Raising more questions was the revelation last month that the Whitewater files were removed from Mr. Foster's office by senior White House officials immediately after his suicide, rather than being turned over with other files to the U.S. Park Police.
"It all adds up to something I think has to be fully aired," says R. Gordon Hoxie, president of the Center for the Study of the Presidency. "And the sooner they can get it behind them the better because it will continue to fester. For the president and first lady to protest that they did nothing wrong without making or encouraging a clean breast of the thing is destructive of their best interest as well as the best interest of the nation."
To resist the appointment of a special prosecutor or the public disclosure of documents, he says, "is a great mistake. Every president who's done it has suffered from it."

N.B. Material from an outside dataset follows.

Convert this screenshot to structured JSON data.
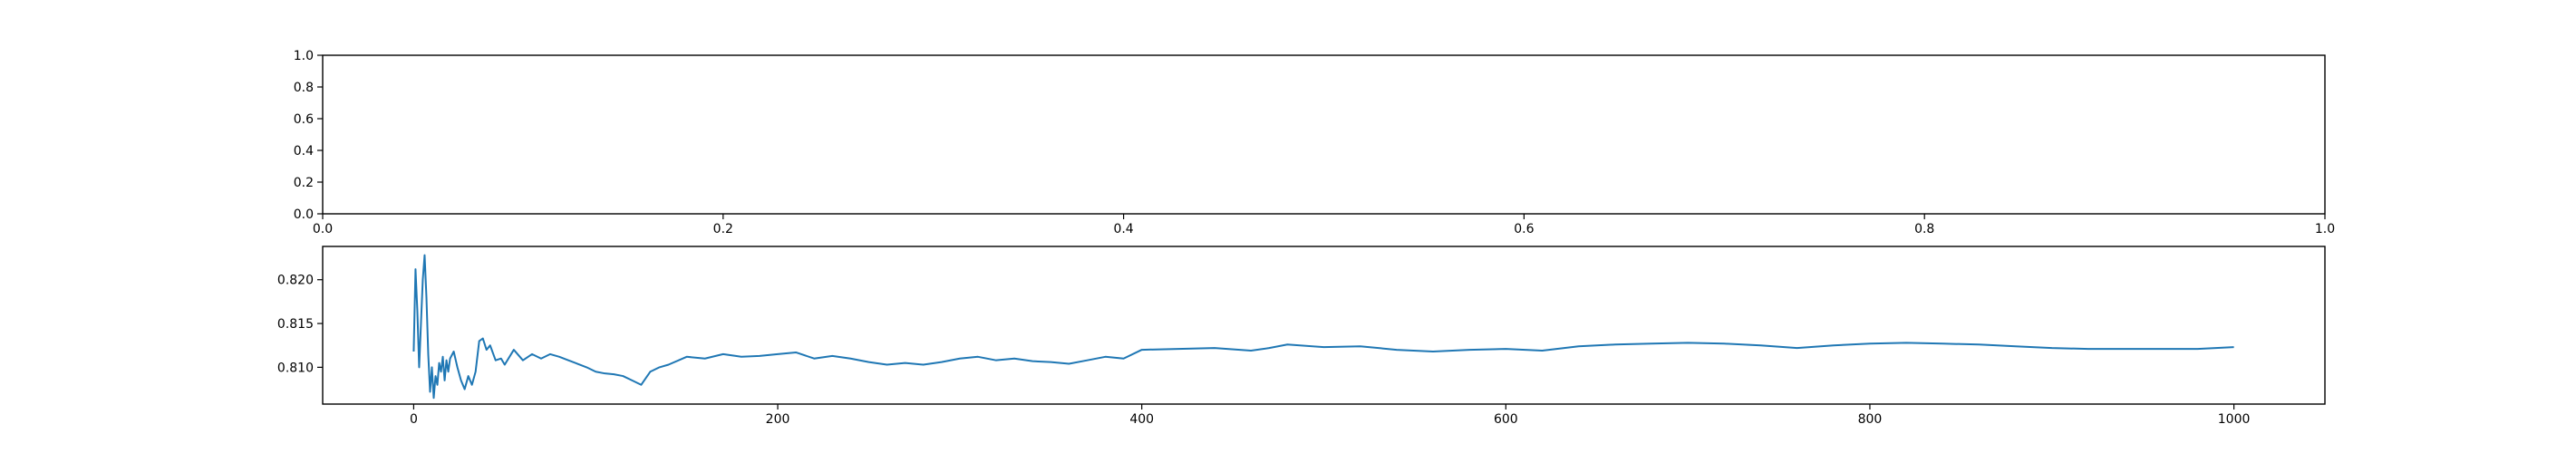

White House officials, saying that the appointment of independent counsel is up to Attorney General Janet Reno, believe the outcry by Mr. Leach, Senate Republican Leader Bob Dole and House Republican Whip Newt Gingrich is politically driven -- Republicans have traditionally opposed their use in investigations.
In fact, the law that allows for a court-appointed special prosecutor for cases that involve the executive branch expired and was not renewed during the Bush administration. It is likely, however, to be passed by Congress after it reconvenes this month.
For her part, Ms. Reno has said she has no plans to name a special counsel, contending that the impartiality of anyone she appointed would still be questioned since that person would be her appointee.